The Greek ship sailed the next day and it was maybe a little coincidental that for the rest of the three weeks we were in port, no other ships came in. It meant we had both grabs working for us but I wondered if it was because the authorities just wanted to get us out of there as soon as possible. As stated though, there was no more trouble and in the six months I spent on that ship, those three weeks were by far and away the most harmonious.

I could go into the fun times we had with the 'good-time girls' and indeed there were some hilarious antics (told in Sea-Daze) but one thing in particular stole a piece of my heart that will forever remain with those wonderful people. For all our faults, most seamen were notoriously generous and after almost two weeks in port we ran out of money. One of the crew who still had a little money left was ashore and the girls told him to fetch us. We had spent a lot of money in the two weeks but for the last week everything was free.

It was rare indeed to receive such reciprocal generosity. I always (perhaps unfairly) summarised my experience with the people of Brazil thus: If you have lots they will take but if you have nothing they will give. Of course this was a small town/village and there are one or two other places I have experienced similar, just not to that level. It wouldn't have happened in the next Brazilian port, Santos, a major city.

When we arrived in Santos it wasn't Carnival but you would have been excused for thinking it was. The place was like a beehive of activity compared to the sedate pace of life a few hundred miles to the south. It was World Cup fever and every shop and bar had a television on 24/7, when Brazil were playing, everything stopped. Crowds of people who didn't own their own televisions* crammed shops and bars, over-spilling onto the streets. Each goal celebrated with incredible enthusiasm, each victory celebrated until dawn and beyond. The atmosphere was electric.

*An assumption, they probably did have their own televisions but just wanted to join in with the party atmosphere, I would have done.
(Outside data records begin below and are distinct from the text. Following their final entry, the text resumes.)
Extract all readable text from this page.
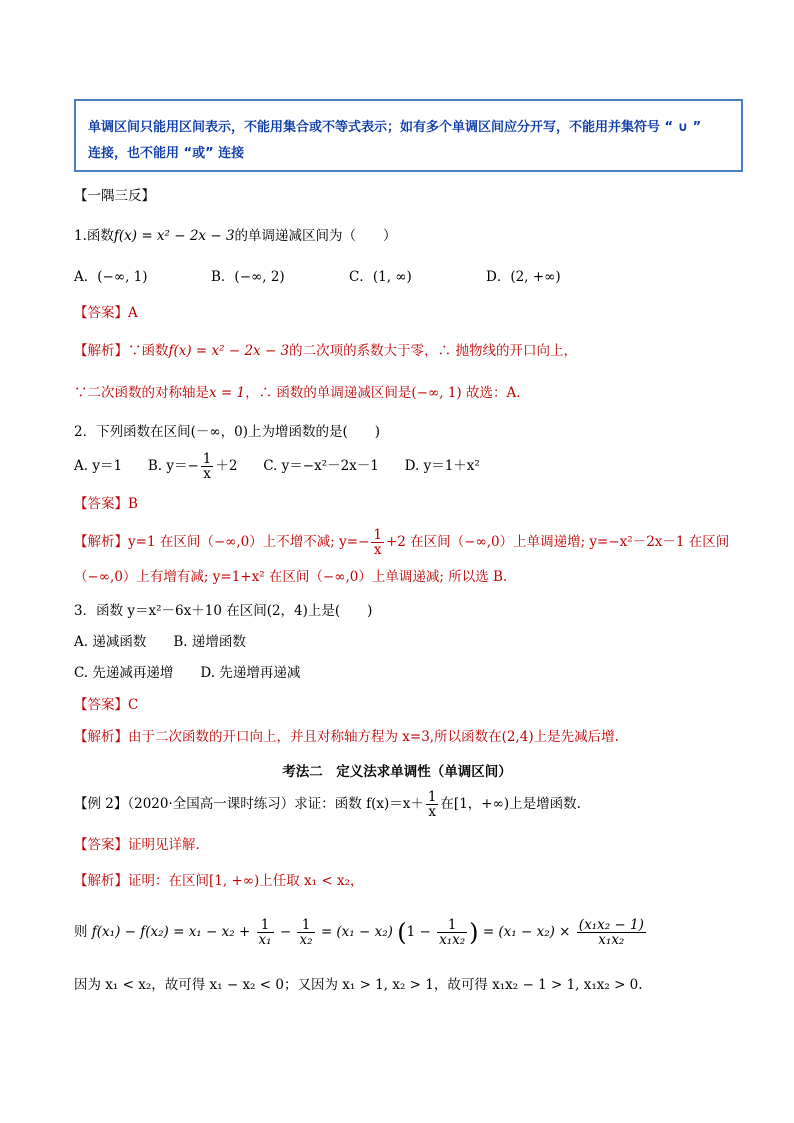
单调区间只能用区间表示，不能用集合或不等式表示；如有多个单调区间应分开写，不能用并集符号 “ ∪ ”
连接，也不能用 “或” 连接
【一隅三反】
1.函数f(x) = x² − 2x − 3的单调递减区间为（　　）
A．(−∞, 1)	B．(−∞, 2)	C．(1, ∞)	D．(2, +∞)
【答案】A
【解析】∵函数f(x) = x² − 2x − 3的二次项的系数大于零，∴ 抛物线的开口向上，
∵二次函数的对称轴是x = 1，∴ 函数的单调递减区间是(−∞, 1) 故选：A．
2．下列函数在区间(－∞，0)上为增函数的是(　　)
A. y＝1 B. $y=- \frac{1}{x} +2$ C. y＝−x²－2x－1 D. y＝1＋x²
【答案】B
【解析】y=1 在区间（−∞,0）上不增不减; $y=- \frac{1}{x} +2$ 在区间（−∞,0）上单调递增; y=−x²－2x－1 在区间
（−∞,0）上有增有减; y=1+x² 在区间（−∞,0）上单调递减; 所以选 B.
3．函数 y＝x²－6x＋10 在区间(2，4)上是(　　)
A. 递减函数　　B. 递增函数
C. 先递减再递增　　D. 先递增再递减
【答案】C
【解析】由于二次函数的开口向上，并且对称轴方程为 x=3,所以函数在(2,4)上是先减后增.
考法二　定义法求单调性（单调区间）
【例 2】（2020·全国高一课时练习）求证：函数 $f(x)=x+ \frac{1}{x}$ 在[1，+∞)上是增函数.
【答案】证明见详解.
【解析】证明：在区间[1, +∞)上任取 x₁ < x₂，
则 $f(x_1) - f(x_2) = x_1 - x_2 + \frac{1}{\text{x₁}} - \frac{1}{\text{x₂}} = (x_1 - x_2) (1 - \frac{1}{\text{x₁x₂}}$ ) = $(x_1 - x_2) \times \frac{\text{(x₁x₂ − 1)}}{\text{x₁x₂}}$
因为 x₁ < x₂，故可得 x₁ − x₂ < 0；又因为 x₁ > 1, x₂ > 1，故可得 x₁x₂ − 1 > 1, x₁x₂ > 0.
We were only there four days but none of us wanted to leave. It was in Santos I became aware of the diversity of ancestry among the people. Brazil was a melting pot of races and nations. Nobody would look out of place and it gave a psychological homely feeling. Like most other countries Brazil does have its problems and as a result I label one of those countries I love to visit but wouldn't want to live there. For me it will always be good memories of hugely positive experiences.